The 2025 Victoria’s Secret Fashion Show made its second-year return last night, live from the Brooklyn Navy Yard — and a lot was on the line.
After years of scandal and a stock price that’s dropped over 30% in less than a year, the brand desperately needed a win. While it delivered plenty of feathers and dramatic wings, it might not have been enough.
For the show to make a full recovery from its 2019 cancellation, due to declining ratings, backlash over its lack of diversity and the poor reception of its comeback show last year, the brand desperately needed this year’s show to resonate with viewers — and be a “rebirth” in a sense.

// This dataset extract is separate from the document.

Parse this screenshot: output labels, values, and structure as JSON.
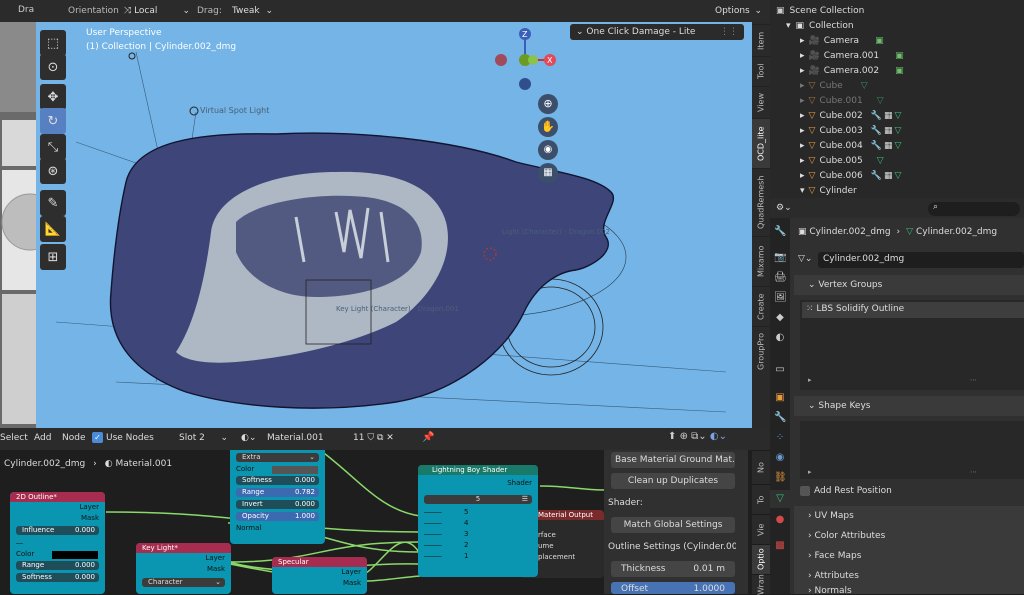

The verdict? Painfully divided. The discourse across social media ranges from people loving what they saw on their screens to others having multiple qualms with it. Some appreciated the inclusion of athletes like gymnast Suni Lee and WNBA player Angel Reese — others were scratching their heads at it.
“It went from Candace Swanepoel and Adriana Lima, to like…who is that?” said Sabrina Zeki, 21, told The Post.

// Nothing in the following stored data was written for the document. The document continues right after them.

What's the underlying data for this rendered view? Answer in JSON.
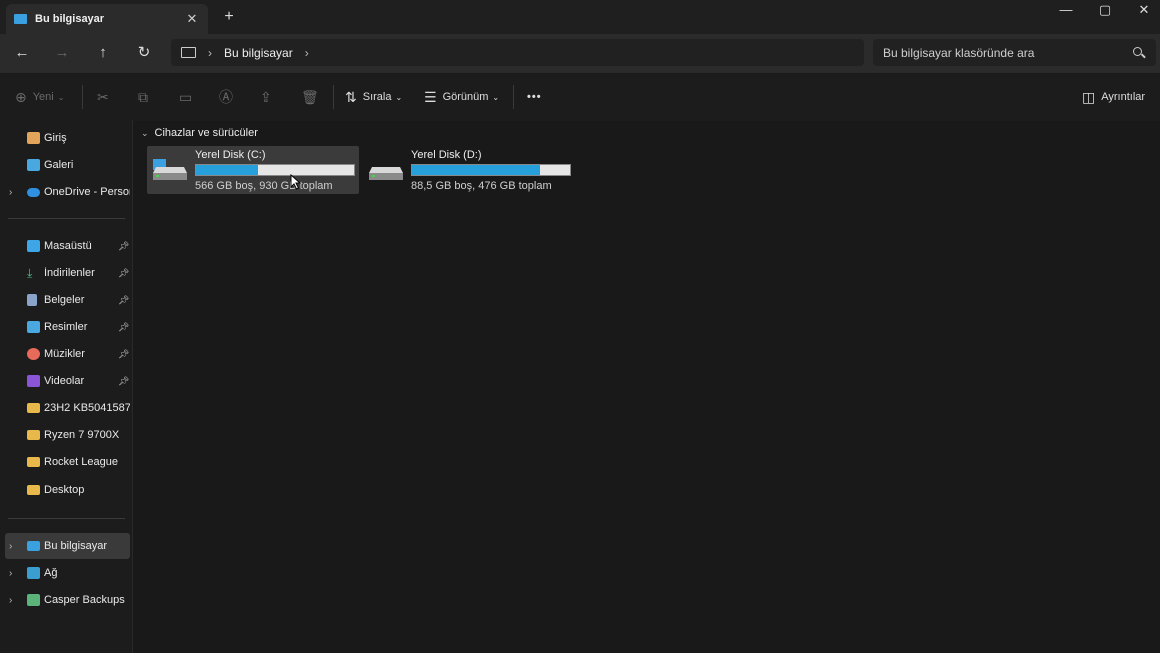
{
  "window": {
    "tab_title": "Bu bilgisayar",
    "tab_close": "✕",
    "new_tab": "+",
    "minimize": "—",
    "maximize": "▢",
    "close": "✕"
  },
  "nav": {
    "back": "←",
    "forward": "→",
    "up": "↑",
    "refresh": "↻",
    "breadcrumb": [
      "Bu bilgisayar"
    ],
    "search_placeholder": "Bu bilgisayar klasöründe ara"
  },
  "toolbar": {
    "new_label": "Yeni",
    "sort_label": "Sırala",
    "view_label": "Görünüm",
    "more": "•••",
    "details_label": "Ayrıntılar"
  },
  "sidebar": {
    "items": [
      {
        "label": "Giriş",
        "icon": "home-icon"
      },
      {
        "label": "Galeri",
        "icon": "gallery-icon"
      },
      {
        "label": "OneDrive - Persona",
        "icon": "cloud-icon"
      },
      {
        "label": "Masaüstü",
        "icon": "desktop-icon"
      },
      {
        "label": "İndirilenler",
        "icon": "download-icon"
      },
      {
        "label": "Belgeler",
        "icon": "documents-icon"
      },
      {
        "label": "Resimler",
        "icon": "pictures-icon"
      },
      {
        "label": "Müzikler",
        "icon": "music-icon"
      },
      {
        "label": "Videolar",
        "icon": "videos-icon"
      },
      {
        "label": "23H2 KB5041587",
        "icon": "folder-icon"
      },
      {
        "label": "Ryzen 7 9700X",
        "icon": "folder-icon"
      },
      {
        "label": "Rocket League",
        "icon": "folder-icon"
      },
      {
        "label": "Desktop",
        "icon": "folder-icon"
      },
      {
        "label": "Bu bilgisayar",
        "icon": "computer-icon"
      },
      {
        "label": "Ağ",
        "icon": "network-icon"
      },
      {
        "label": "Casper Backups",
        "icon": "backup-icon"
      }
    ]
  },
  "content": {
    "group_label": "Cihazlar ve sürücüler",
    "drives": [
      {
        "name": "Yerel Disk (C:)",
        "info": "566 GB boş, 930 GB toplam",
        "used_fraction": 0.39
      },
      {
        "name": "Yerel Disk (D:)",
        "info": "88,5 GB boş, 476 GB toplam",
        "used_fraction": 0.81
      }
    ]
  },
  "colors": {
    "accent": "#26a0da",
    "folder": "#e8b84a",
    "background": "#191919"
  }
}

For every viewer celebrating the show’s return to its bombshell, fantasy-driven roots: “I feel like Victoria’s Secret going back to their traditional, early 2000s roots is what everybody really wants,” Zeki said.
Another questioned whether Victoria’s Secret had learned anything at all from its years in exile.
“Given Victoria’s Secret’s insanely problematic past, I’m honestly shocked they are trying to rebrand that f—g garbage bag corporation…” one X user wrote.
“Why is Victoria’s Secret still glorifying 6-foot-tall models that weigh 110 lbs?? They look sick and frail,” someone else chimed in.
The show’s Pink segment, which featured influencers like Gabriela Moura and nepo babies like Iris Law, the daughter of Jude Law and Sadie Frost, was also a topic of debate online.
“Whoever’s recruiting ‘models’ for the show needs to be let go. I don’t need to see ‘socially relevant’ ppl on the runway. VS has always been SUPER MODELS, not randos,” one TikTok comment read
“Their job is to be content creators; they can just get invited….let the supermodels do their job,” read another comment.
However, many others appreciated the inclusivity and were thrilled to see various women from all walks of life and body types walk the runway.
The show tried to be everything at once: a nostalgic throwback and a progressive statement, a celebration of traditional beauty and an embrace of diversity, an exclusive fantasy and an inclusive reality. In trying to thread that impossible needle, it ended up upsetting both audiences.
The backlash wasn’t surprising given Victoria’s Secret’s history. From 2018 to 2022, the brand’s problems became impossible to ignore: fatphobic and transphobic comments from former marketing chief Ed Razek, the New York Times 2019 exposé on ex-CEO Les Wexner’s ties to Jeffrey Epstein, which Wexner later denied in a letter to L Brands employees, and an $8.3 million settlement with garment workers over unpaid wages.
The company has since hired new leadership and promised change, but for some viewers, none of that mattered.
“…Everyone loves the OG supermodel, gorgeous, unattainable look. That’s the whole appeal of the show, the fantasy they are selling,” Zeki said.